Co-expression networks place many HERVs within modules enriched for neurobiological functions such as signal transduction, suggesting potential roles in neuronal signalling pathways. Mechanistically, HERV expression could influence biology via dsRNA formation, activation of antiviral/inflammatory cascades (e.g., TLR pathways; induction of cytokines like TNFα, IL-6), antisense RNA interactions, or via regulatory RNAs/proteins acting in trans. Genomic context analyses suggest that some high-confidence HERVs may form parts of specific canonical gene isoforms (e.g., FTCDNL1, ADGRV1), highlighting the impact of retrotransposition on transcript diversification, while others likely represent independent non-coding RNAs (e.g., ERVLE_1p31.1c, MER4_20q13.13). The lack of robust cross-ancestry replication likely reflects limited GWAS power and LD mismatches, underscoring the need for larger, diverse datasets.
Conclusion
This study demonstrates extensive HERV expression and cis-regulation in the adult human cortex and identifies high-confidence HERV expression signatures associated with risk for schizophrenia, bipolar disorder, and major depressive disorder. By extending TWAS to the retrotranscriptome (rTWAS), the work uncovers novel, locus-specific HERV contributions to psychiatric disorder aetiology and provides functional context through co-expression networks. Future research should: (1) expand rTWAS to additional brain regions, developmental stages, and tissues; (2) investigate trans-regulatory mechanisms affecting and mediated by HERVs; (3) employ long-read RNA sequencing to resolve chimeric and repetitive element-derived transcripts; (4) include whole-genome sequencing to capture non-reference HERV insertions; and (5) perform functional studies to delineate how specific HERVs influence neuronal biology and pathophysiology.
Limitations
- Tissue and context: Analyses were limited to dorsolateral prefrontal cortex; other brain regions, developmental time points, and tissues may reveal additional associations.

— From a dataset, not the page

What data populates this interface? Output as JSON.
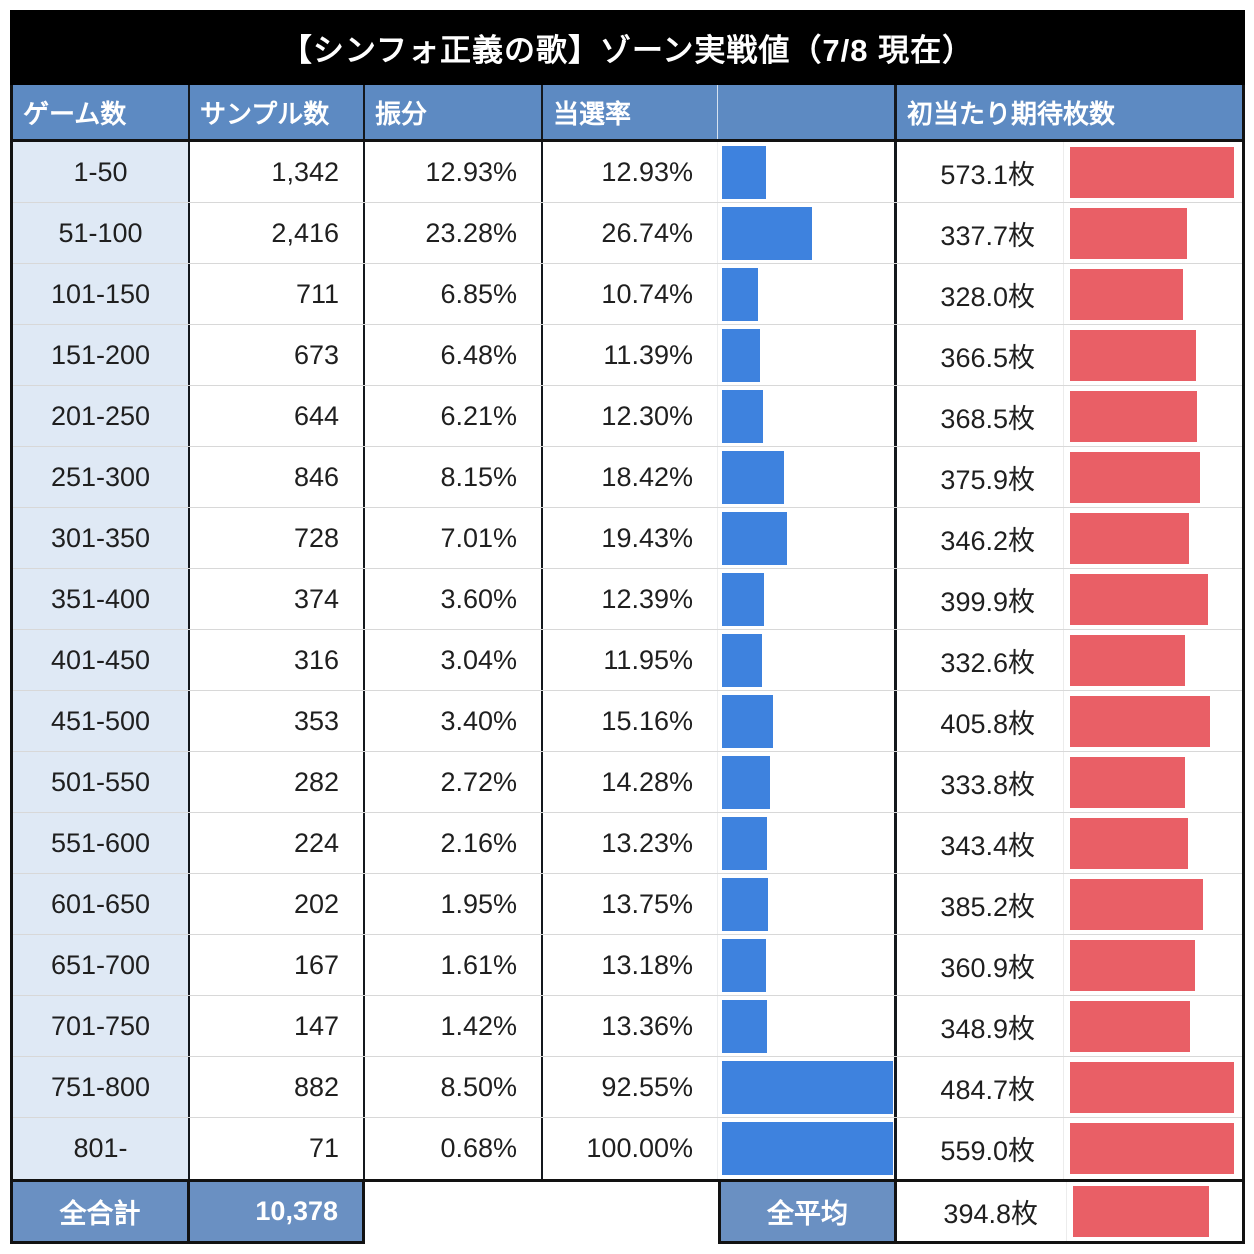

- Regulatory scope: rTWAS focused on cis-genetic regulation; trans-regulatory effects on HERVs and trans effects of HERV expression were not assessed.

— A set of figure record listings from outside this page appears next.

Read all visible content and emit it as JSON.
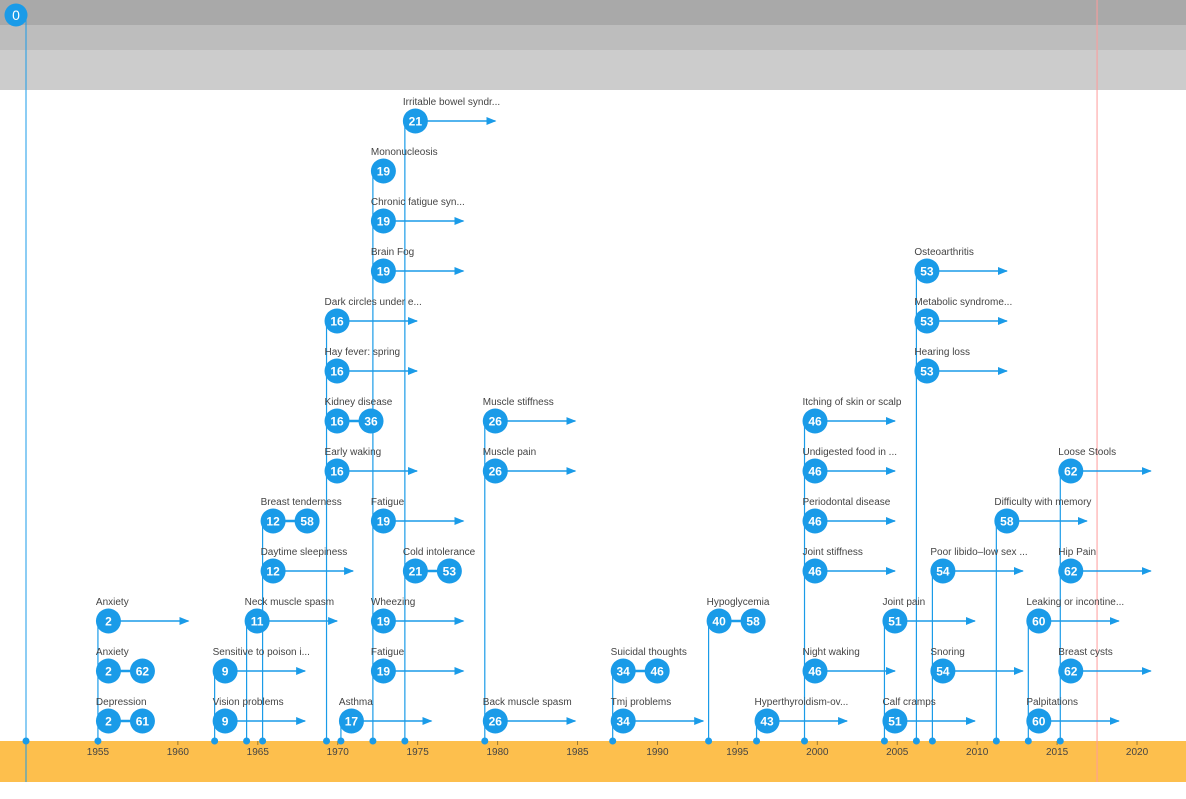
{
  "colors": {
    "accent": "#1a9be8",
    "axis_band": "#fdbf4d",
    "cursor_line": "#ff9b9b"
  },
  "scrubber": {
    "label": "0"
  },
  "chart_data": {
    "type": "timeline",
    "x_axis": {
      "min_year": 1950.5,
      "max_year": 2021.5,
      "ticks": [
        1955,
        1960,
        1965,
        1970,
        1975,
        1980,
        1985,
        1990,
        1995,
        2000,
        2005,
        2010,
        2015,
        2020
      ]
    },
    "cursor_year": 2017.5,
    "events": [
      {
        "label": "Depression",
        "year": 1955,
        "age": "2",
        "row": 1,
        "end_age": "61"
      },
      {
        "label": "Anxiety",
        "year": 1955,
        "age": "2",
        "row": 2,
        "end_age": "62"
      },
      {
        "label": "Anxiety",
        "year": 1955,
        "age": "2",
        "row": 3,
        "arrow": true
      },
      {
        "label": "Vision problems",
        "year": 1962.3,
        "age": "9",
        "row": 1,
        "arrow": true
      },
      {
        "label": "Sensitive to poison i...",
        "year": 1962.3,
        "age": "9",
        "row": 2,
        "arrow": true
      },
      {
        "label": "Neck muscle spasm",
        "year": 1964.3,
        "age": "11",
        "row": 3,
        "arrow": true
      },
      {
        "label": "Daytime sleepiness",
        "year": 1965.3,
        "age": "12",
        "row": 4,
        "arrow": true
      },
      {
        "label": "Breast tenderness",
        "year": 1965.3,
        "age": "12",
        "row": 5,
        "end_age": "58"
      },
      {
        "label": "Asthma",
        "year": 1970.2,
        "age": "17",
        "row": 1,
        "arrow": true
      },
      {
        "label": "Early waking",
        "year": 1969.3,
        "age": "16",
        "row": 6,
        "arrow": true
      },
      {
        "label": "Kidney disease",
        "year": 1969.3,
        "age": "16",
        "row": 7,
        "end_age": "36"
      },
      {
        "label": "Hay fever: spring",
        "year": 1969.3,
        "age": "16",
        "row": 8,
        "arrow": true
      },
      {
        "label": "Dark circles under e...",
        "year": 1969.3,
        "age": "16",
        "row": 9,
        "arrow": true
      },
      {
        "label": "Fatigue",
        "year": 1972.2,
        "age": "19",
        "row": 2,
        "arrow": true
      },
      {
        "label": "Wheezing",
        "year": 1972.2,
        "age": "19",
        "row": 3,
        "arrow": true
      },
      {
        "label": "Fatigue",
        "year": 1972.2,
        "age": "19",
        "row": 5,
        "arrow": true
      },
      {
        "label": "Brain Fog",
        "year": 1972.2,
        "age": "19",
        "row": 10,
        "arrow": true
      },
      {
        "label": "Chronic fatigue syn...",
        "year": 1972.2,
        "age": "19",
        "row": 11,
        "arrow": true
      },
      {
        "label": "Mononucleosis",
        "year": 1972.2,
        "age": "19",
        "row": 12
      },
      {
        "label": "Cold intolerance",
        "year": 1974.2,
        "age": "21",
        "row": 4,
        "end_age": "53"
      },
      {
        "label": "Irritable bowel syndr...",
        "year": 1974.2,
        "age": "21",
        "row": 13,
        "arrow": true
      },
      {
        "label": "Back muscle spasm",
        "year": 1979.2,
        "age": "26",
        "row": 1,
        "arrow": true
      },
      {
        "label": "Muscle pain",
        "year": 1979.2,
        "age": "26",
        "row": 6,
        "arrow": true
      },
      {
        "label": "Muscle stiffness",
        "year": 1979.2,
        "age": "26",
        "row": 7,
        "arrow": true
      },
      {
        "label": "Tmj problems",
        "year": 1987.2,
        "age": "34",
        "row": 1,
        "arrow": true
      },
      {
        "label": "Suicidal thoughts",
        "year": 1987.2,
        "age": "34",
        "row": 2,
        "end_age": "46"
      },
      {
        "label": "Hypoglycemia",
        "year": 1993.2,
        "age": "40",
        "row": 3,
        "end_age": "58"
      },
      {
        "label": "Hyperthyroidism-ov...",
        "year": 1996.2,
        "age": "43",
        "row": 1,
        "arrow": true
      },
      {
        "label": "Night waking",
        "year": 1999.2,
        "age": "46",
        "row": 2,
        "arrow": true
      },
      {
        "label": "Joint stiffness",
        "year": 1999.2,
        "age": "46",
        "row": 4,
        "arrow": true
      },
      {
        "label": "Periodontal disease",
        "year": 1999.2,
        "age": "46",
        "row": 5,
        "arrow": true
      },
      {
        "label": "Undigested food in ...",
        "year": 1999.2,
        "age": "46",
        "row": 6,
        "arrow": true
      },
      {
        "label": "Itching of skin or scalp",
        "year": 1999.2,
        "age": "46",
        "row": 7,
        "arrow": true
      },
      {
        "label": "Calf cramps",
        "year": 2004.2,
        "age": "51",
        "row": 1,
        "arrow": true
      },
      {
        "label": "Joint pain",
        "year": 2004.2,
        "age": "51",
        "row": 3,
        "arrow": true
      },
      {
        "label": "Hearing loss",
        "year": 2006.2,
        "age": "53",
        "row": 8,
        "arrow": true
      },
      {
        "label": "Metabolic syndrome...",
        "year": 2006.2,
        "age": "53",
        "row": 9,
        "arrow": true
      },
      {
        "label": "Osteoarthritis",
        "year": 2006.2,
        "age": "53",
        "row": 10,
        "arrow": true
      },
      {
        "label": "Snoring",
        "year": 2007.2,
        "age": "54",
        "row": 2,
        "arrow": true
      },
      {
        "label": "Poor libido–low sex ...",
        "year": 2007.2,
        "age": "54",
        "row": 4,
        "arrow": true
      },
      {
        "label": "Difficulty with memory",
        "year": 2011.2,
        "age": "58",
        "row": 5,
        "arrow": true
      },
      {
        "label": "Palpitations",
        "year": 2013.2,
        "age": "60",
        "row": 1,
        "arrow": true
      },
      {
        "label": "Leaking or incontine...",
        "year": 2013.2,
        "age": "60",
        "row": 3,
        "arrow": true
      },
      {
        "label": "Breast cysts",
        "year": 2015.2,
        "age": "62",
        "row": 2,
        "arrow": true
      },
      {
        "label": "Hip Pain",
        "year": 2015.2,
        "age": "62",
        "row": 4,
        "arrow": true
      },
      {
        "label": "Loose Stools",
        "year": 2015.2,
        "age": "62",
        "row": 6,
        "arrow": true
      }
    ]
  }
}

- Functional inference: WGCNA-based module function provides associative, not causal, insight; experimental validation is needed to define HERV roles in neurobiology and electrophysiology.

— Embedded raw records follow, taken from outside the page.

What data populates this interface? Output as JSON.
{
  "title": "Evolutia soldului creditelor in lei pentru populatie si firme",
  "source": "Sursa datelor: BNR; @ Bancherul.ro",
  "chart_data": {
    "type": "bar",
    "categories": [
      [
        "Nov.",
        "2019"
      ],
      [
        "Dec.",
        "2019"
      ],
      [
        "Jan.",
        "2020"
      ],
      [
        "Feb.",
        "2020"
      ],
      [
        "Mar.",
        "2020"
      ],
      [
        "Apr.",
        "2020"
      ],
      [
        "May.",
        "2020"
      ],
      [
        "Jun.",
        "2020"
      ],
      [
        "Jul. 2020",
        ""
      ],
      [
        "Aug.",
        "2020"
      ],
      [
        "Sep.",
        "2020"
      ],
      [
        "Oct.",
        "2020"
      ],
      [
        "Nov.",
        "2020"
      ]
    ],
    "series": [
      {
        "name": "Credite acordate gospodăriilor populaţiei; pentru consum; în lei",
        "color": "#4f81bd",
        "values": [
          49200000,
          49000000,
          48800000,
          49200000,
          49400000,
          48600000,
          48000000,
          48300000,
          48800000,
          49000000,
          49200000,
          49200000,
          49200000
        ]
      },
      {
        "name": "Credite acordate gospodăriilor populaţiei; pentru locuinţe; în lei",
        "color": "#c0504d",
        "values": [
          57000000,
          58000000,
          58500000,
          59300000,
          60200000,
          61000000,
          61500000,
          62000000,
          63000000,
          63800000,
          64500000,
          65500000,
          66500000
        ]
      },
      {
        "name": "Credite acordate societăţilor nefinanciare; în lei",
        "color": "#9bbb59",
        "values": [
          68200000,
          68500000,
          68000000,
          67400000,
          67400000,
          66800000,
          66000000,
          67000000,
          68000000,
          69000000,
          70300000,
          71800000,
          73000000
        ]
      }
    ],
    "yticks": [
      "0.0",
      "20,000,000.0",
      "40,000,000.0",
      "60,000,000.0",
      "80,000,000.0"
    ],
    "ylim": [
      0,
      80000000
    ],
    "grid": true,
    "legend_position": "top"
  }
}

- Annotation and transcript resolution: Only HERVs annotated in the reference genome were analysed; non-reference insertions were not captured. Short-read RNA-seq limits resolution of chimeric and repetitive transcripts; long-read approaches are needed.
- Possible tagging of canonical transcripts: Some HERV signals may represent uncharacterised isoforms of nearby genes; though less likely for antisense/intergenic cases (e.g., MER4_20q13.13, ERVLE_1p31.1c), experimental validation is required.
- Cross-ancestry power: Non-European GWAS datasets analysed were underpowered, limiting detection and replication of HERV associations; LD differences further complicate cross-ancestry inference.